Why dabble in adultery?
Adultery is often a drug to cover anger or emptiness, to escape the challenges of home life—pleasure without the accompanying worries, and sexual fulfilment, like alcohol, usually provides some relief and pleasure.
But Proverbs (5:3–4) suggests what is sweet to the taste can become sour in the stomach. Nathan predicted David’s moments of pleasure would lead to a lifetime of distress, for himself and his family (2 Samuel 12:9–10).
It may not be possible to follow a lifetime of the causes and effects of adultery. But it’s easy to forecast hostility resulting from infidelity: anger, loss of trust, and the pain of betrayal.
Further, a variety of attitudes by an adulterous husband—or wife in today’s free and equal culture—from outright denial or excuses to utter remorse and self-reproach can only add to the conflict, and the affair might still drag on after discovery.

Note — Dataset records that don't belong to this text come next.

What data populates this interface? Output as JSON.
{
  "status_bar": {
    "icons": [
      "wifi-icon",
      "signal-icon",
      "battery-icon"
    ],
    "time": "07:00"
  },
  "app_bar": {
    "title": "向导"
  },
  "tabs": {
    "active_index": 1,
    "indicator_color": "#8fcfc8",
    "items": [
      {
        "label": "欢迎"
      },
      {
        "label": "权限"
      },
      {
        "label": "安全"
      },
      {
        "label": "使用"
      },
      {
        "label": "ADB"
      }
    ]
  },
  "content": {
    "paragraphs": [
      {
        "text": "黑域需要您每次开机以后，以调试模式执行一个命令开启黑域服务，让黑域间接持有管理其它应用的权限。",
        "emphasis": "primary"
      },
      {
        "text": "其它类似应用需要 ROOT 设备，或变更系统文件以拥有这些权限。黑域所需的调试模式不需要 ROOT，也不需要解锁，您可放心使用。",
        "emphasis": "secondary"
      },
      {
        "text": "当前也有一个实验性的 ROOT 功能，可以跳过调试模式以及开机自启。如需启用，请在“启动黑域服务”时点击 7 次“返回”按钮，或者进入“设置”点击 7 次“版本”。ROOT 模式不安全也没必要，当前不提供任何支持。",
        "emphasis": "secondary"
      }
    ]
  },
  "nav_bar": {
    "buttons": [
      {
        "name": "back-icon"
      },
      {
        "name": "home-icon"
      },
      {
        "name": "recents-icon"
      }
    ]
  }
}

Even if it doesn’t, a wife’s loss can trigger a prolonged period of mourning countered by the impatience of the husband. Without reconciliation, the marriage may break up, or continue an uneasy co-existence, the wife using guilt to hold the husband hostage.

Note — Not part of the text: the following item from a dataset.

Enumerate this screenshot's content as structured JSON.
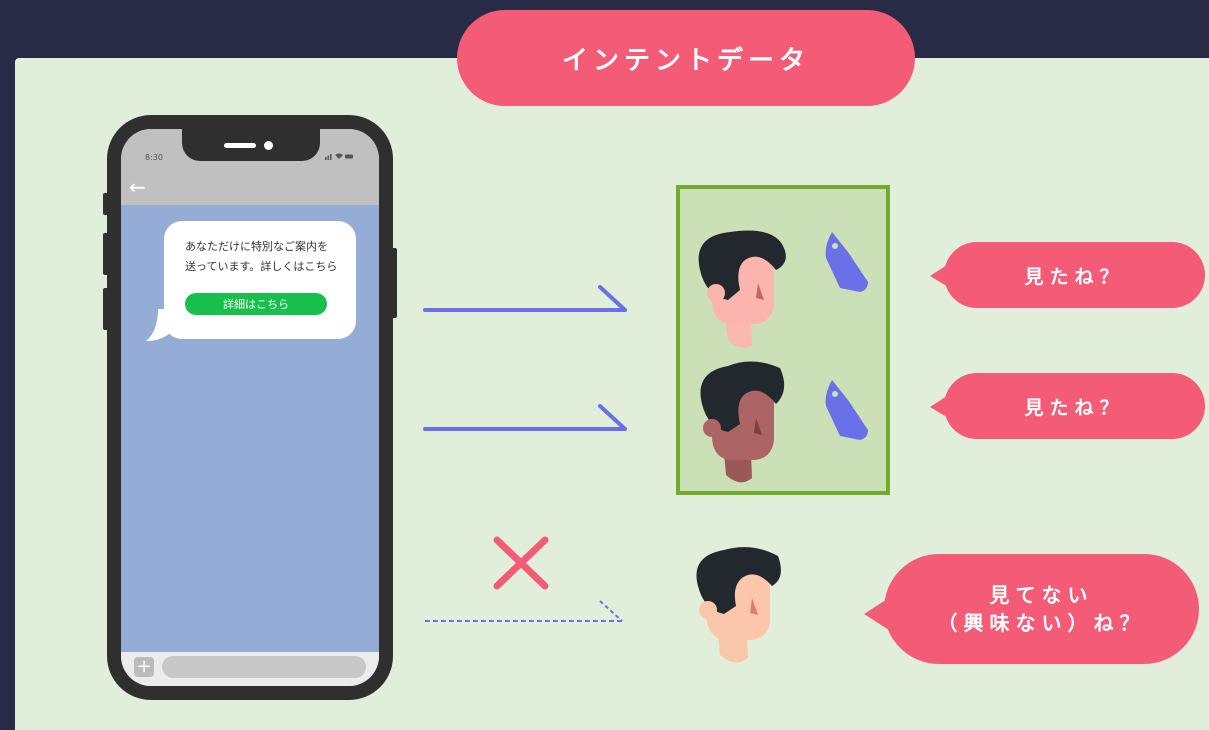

Infidelity creates a near death experience for a marriage, yet many marriages survive and become meaningful for both partners again. Most of David’s life is a remarkable record of his source of survival; he never lost his confidence in God in the midst of adversity
David’s psalms are the legacy of his victories for us in times of difficulty. David found pardon in the grace of God’s forgiveness and protection, although still facing the consequences of his sin. David’s example can bring both comfort and strength to continue through adversity.
David’s brief fling resulted in a lifetime of family conflict. Too often, the continuing depth of pain and misery of a broken marriage causes us to retreat from God. But as David found, God is our ultimate source of strength when we need Him the most.